I'm currently trying to rustify my synthesizer whose current implementation is single threaded. My targeted design requires a bunch of heterogeneous long-living threads to synchronously start processing a common input chunk of data. Their results may be collected asynchronously. The next chunk is formed based on the collected results and the loop starts again.

You can think of the whole mechanism to be a bunch of workers waiting for a global repetitive event or clock signal to start their next iteration of work.

Each round will have to complete within 5 µs (for a sampling rate of 192000 Hz). Each input chunk depends on the result of all threads, so there's no possibility to buffer a bunch of results in order to reduce the synchronization calls.

The threads' computations by themselves are pretty cheap but they might be all different between the threads so work stealing or thread pools are not an option (afaik).

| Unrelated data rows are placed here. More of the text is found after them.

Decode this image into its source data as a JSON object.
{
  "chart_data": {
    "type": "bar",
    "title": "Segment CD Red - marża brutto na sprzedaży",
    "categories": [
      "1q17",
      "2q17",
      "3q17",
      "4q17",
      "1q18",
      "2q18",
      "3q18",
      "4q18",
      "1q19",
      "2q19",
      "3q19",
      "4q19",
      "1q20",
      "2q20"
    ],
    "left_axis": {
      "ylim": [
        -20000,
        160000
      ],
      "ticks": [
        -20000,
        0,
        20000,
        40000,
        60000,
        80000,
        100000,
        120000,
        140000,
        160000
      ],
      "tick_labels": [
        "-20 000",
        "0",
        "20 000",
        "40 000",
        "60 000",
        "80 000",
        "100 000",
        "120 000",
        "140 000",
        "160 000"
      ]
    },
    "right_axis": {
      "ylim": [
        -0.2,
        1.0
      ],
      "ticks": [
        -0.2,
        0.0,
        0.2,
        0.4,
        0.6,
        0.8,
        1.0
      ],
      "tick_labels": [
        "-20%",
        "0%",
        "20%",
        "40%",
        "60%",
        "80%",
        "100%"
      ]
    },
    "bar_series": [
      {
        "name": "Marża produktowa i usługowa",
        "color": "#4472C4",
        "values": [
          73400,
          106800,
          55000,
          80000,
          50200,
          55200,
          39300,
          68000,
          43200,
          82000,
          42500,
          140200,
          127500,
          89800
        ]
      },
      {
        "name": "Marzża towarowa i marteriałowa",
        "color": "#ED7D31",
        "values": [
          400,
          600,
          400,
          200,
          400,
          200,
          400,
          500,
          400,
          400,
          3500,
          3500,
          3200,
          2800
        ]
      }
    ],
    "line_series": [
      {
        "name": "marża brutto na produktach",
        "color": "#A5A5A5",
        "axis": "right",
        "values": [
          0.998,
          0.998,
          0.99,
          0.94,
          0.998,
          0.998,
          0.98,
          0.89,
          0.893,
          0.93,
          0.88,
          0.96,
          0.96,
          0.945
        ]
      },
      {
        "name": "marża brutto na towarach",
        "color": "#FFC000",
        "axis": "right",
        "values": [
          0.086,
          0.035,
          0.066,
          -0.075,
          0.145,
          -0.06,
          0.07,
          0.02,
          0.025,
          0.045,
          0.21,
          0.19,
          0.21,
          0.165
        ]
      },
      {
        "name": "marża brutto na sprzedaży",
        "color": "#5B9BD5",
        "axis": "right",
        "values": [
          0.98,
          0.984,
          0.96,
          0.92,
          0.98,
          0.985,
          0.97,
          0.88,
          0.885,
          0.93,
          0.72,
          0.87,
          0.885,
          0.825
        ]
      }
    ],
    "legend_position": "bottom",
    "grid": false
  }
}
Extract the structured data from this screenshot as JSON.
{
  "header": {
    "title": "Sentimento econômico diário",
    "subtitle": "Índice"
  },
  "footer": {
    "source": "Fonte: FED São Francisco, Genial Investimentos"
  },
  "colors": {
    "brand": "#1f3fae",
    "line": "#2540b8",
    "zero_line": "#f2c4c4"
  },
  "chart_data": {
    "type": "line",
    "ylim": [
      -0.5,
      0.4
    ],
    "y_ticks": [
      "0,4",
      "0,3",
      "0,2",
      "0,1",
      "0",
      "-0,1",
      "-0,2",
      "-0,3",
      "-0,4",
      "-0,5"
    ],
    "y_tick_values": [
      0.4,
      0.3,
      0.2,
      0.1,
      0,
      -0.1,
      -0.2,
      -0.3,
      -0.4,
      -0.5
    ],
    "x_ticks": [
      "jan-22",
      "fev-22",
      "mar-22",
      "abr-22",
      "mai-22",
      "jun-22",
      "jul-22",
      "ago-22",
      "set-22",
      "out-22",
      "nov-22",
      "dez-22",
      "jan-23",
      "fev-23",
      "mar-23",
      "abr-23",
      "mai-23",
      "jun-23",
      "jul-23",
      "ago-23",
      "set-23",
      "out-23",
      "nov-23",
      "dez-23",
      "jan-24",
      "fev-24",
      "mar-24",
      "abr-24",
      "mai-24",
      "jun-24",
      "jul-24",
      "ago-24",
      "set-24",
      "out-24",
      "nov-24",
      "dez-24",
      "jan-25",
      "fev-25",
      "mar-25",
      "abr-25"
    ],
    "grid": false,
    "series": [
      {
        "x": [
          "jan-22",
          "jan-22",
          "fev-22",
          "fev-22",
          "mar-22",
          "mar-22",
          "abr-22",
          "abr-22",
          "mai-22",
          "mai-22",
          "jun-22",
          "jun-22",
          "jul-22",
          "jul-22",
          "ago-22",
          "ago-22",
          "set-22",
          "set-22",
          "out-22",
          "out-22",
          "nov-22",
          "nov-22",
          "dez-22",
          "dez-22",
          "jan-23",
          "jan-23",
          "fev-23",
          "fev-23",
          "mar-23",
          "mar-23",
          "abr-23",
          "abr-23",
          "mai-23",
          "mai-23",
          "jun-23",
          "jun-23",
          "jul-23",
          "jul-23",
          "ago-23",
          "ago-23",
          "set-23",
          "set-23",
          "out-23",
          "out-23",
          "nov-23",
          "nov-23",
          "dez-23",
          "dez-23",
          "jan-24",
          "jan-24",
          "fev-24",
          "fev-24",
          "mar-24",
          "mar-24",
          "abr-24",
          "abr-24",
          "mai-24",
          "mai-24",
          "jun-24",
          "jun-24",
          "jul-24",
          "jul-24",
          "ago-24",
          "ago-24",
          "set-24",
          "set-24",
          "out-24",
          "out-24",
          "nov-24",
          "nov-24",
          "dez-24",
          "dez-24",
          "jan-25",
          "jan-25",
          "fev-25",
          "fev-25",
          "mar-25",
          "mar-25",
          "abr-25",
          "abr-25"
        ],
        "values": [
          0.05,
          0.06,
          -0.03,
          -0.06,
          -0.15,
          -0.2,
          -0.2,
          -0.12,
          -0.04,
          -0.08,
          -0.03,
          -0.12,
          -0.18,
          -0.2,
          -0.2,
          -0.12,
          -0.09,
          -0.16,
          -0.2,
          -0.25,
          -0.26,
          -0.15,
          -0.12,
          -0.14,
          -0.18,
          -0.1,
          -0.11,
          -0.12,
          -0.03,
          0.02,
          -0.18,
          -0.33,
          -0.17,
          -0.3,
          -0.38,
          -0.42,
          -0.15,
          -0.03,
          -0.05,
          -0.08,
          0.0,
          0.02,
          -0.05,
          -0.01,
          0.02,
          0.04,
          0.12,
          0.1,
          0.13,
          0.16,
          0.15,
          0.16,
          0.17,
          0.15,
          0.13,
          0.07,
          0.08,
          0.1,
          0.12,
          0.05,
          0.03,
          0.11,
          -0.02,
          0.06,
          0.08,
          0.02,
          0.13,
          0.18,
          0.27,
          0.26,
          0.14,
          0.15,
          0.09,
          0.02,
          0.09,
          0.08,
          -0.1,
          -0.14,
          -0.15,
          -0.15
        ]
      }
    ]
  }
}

I'm just digging through std::sync to fill my toolbox, but I have no idea how these synchronization primitives might be typically backed by CPU features to guess their impact on latency and thus on the possibility to use them for near real-time programming.

So far I've chosen to use std::sync::mpsc to asynchronously collect the results after each round, which I expect to be fast enough.

For synchronously starting/waking/notifying the threads to start their computation I don't really know what to use. I had the following ideas so far:

  1. Using a std::sync::Barrier with a capacity of thread_count + 1. The control thread will invoke wait() to unlock all computation threads. This sounds easy but I have no idea how to dynamically add or remove further threads during run-time without having to re-initialize the entire thread collection.

  2. I don't know if I understood std::sync::Condvar right. I thought about wait()ing for a condition in all threads and to call notify_all() from the control thread.

  3. A spinlock would achieve the desired latency, but there might exist some dozens of threads at a time which would overstress the CPU. Is there some form of a slow spinlock that gives the CPU some hundred cycles each round to gasp for air?

  4. One std::sync::mpsc::channel or std::sync::mpsc::sync_channel per thread in a loop that wakes up all threads sequentially (quite ugly, wasteful and possibly slow)

I might try to group several computations to form fewer but bigger threads. But the code complexity would be drastically increased and a reconfiguration at run-time would introduce a hard to grasp timing behavior while the benefits are questionable.

I'd like to hear from your experience.

2 Likes

I think that 5µs for each round would be really hard to achieve – on my machine in takes about 25µs to do a one thread sleep-wake cycle. You should definitely consider grouping the samples in chunks if you want to benefit from multithreading at all. But if you really want to achieve 5µs latency, I'd try a microcontroler os some DSP (I'm assuming a regular desktop kernel). Maybe having a small-latency variant of kernel might help, but not too much, I guess.

Using multiple channels indeed seems a little bit wasteful, but you have to wake those threads anyway and it's the waking itself what is expensive. Using channel has also the really really nice benefit of auto-buffering in case when the threads can't keep up with latency (provided you have the collector on the different thread than source). So if the best your OS you can do is eg. 50µs, then your code using channels would probably get something around that latency, with about 10 samples buffering window.

1 Like

Thanks a lot for those numbers! 25 µs would be an order of magnitude too high and I can't afford to use intermediate buffers. They would accumulate badly if a signal has to travel through lots of computers.

Maybe I stick with a mostly single threaded solution using the remaining cpu-cores for precomputations to allow the real-time thread to be as light as possible.